Как её консорт злится, Лотте видеть ещё не доводилось. Попятившись под его взглядом (ни в какое кресло она садиться не стала, разумеется — не хватало ещё слушаться какого-то ремесленника), она запоздало подумала, что обошлась бы и без такого знания. А вдруг он… вдруг он ударит её? Ткач же, что с него взять? Он, впрочем, очень быстро справился с собой и стал привычно, знакомо безразлично-вежлив.
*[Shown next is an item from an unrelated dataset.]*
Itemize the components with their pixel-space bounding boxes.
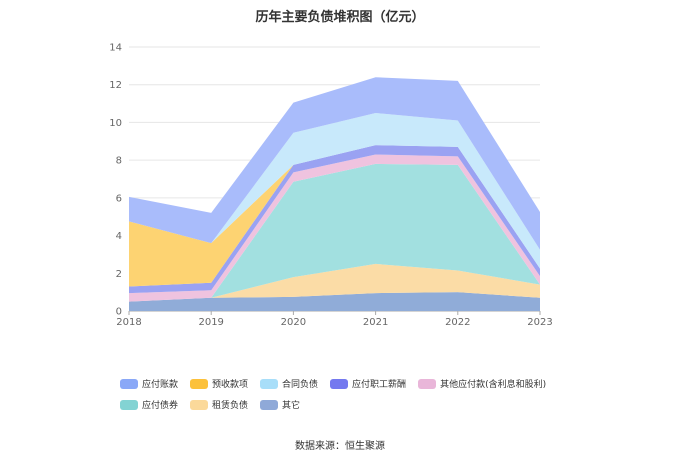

— Вы никуда не едете, — сухо сказал он. — Остаётесь в Излучине, выполняете все предписания целителя, много гуляете, хорошо кушаете, спокойно спите… К Излому Весны, если я правильно посчитал, у вас родится ребёнок. Месяца через два после этого госпожа Голд подберёт вам какой-нибудь амулет от дурных болезней и ненужных зачатий. Надеюсь, на эти два месяца вам хватит ума не влипать в истории, тем более что для вас это будет просто смертельно опасно. Роженицу сорок дней могила ждёт, слышали, наверное. А с амулетом и оставив наследника для владения — творите уже что хотите. Помолчите, я скажу всё, что хотел! — повысил голос он, и Лотта не рискнула перебивать его возмущённым: «Я что, дура по-вашему?» — Ребёнку я найму кормилицу, потом гувернантку. За свой счёт, не беспокойтесь, из содержания вычитать не буду. Останетесь вы с ним или с нею, опять-таки ваше дело, но растить дитя буду я. Вам я, уж простите, доверять окончательно перестал. Поедет она, беременная, в хибарке ютиться и рожать под кустом! — Он фыркнул, точно кот, потом отрезал: — А теперь извините, у меня много дел.

И Лотта оказалась за дверью раньше, чем поняла, как это получилось. Вернее, получалось, что её просто выставили. Выкинули вон, как надоедливую кошку! Она в сердцах пнула дверь и пошла к себе. Да можно ли вообще как-то разговаривать с этим человеком?

***

Снег лёг как-то разом, вопреки расхожему мнению, что на сухую землю он якобы не ложится. Грязь прихватило, припорошило, отец и племянник Вебера уехали, сам Вебер домой являлся только к ужину, замотанный и злой, а с Эрланом у Лотты отношения не задались с самого начала…

От удушающей скуки в почти пустом доме спасали только приглашения к дальним родственникам и их знакомым. Ни о каких приёмах и танцах речи не было — тихие, почти семейные вечера с разговорами и рукоделием: Лотта, повздыхав, взялась сама шить распашонки и обвязывать края пелёнок тонким крючком. Тётушки такое поведение одобрили безоговорочно, хотя и удивились, что безмерно богатый ткач не заказал целый ворох приданого у белошвеек. Лотта, покраснев, соврала, будто хочет сама приготовить всё необходимое. На самом деле она уже просто не знала, чем себя занять.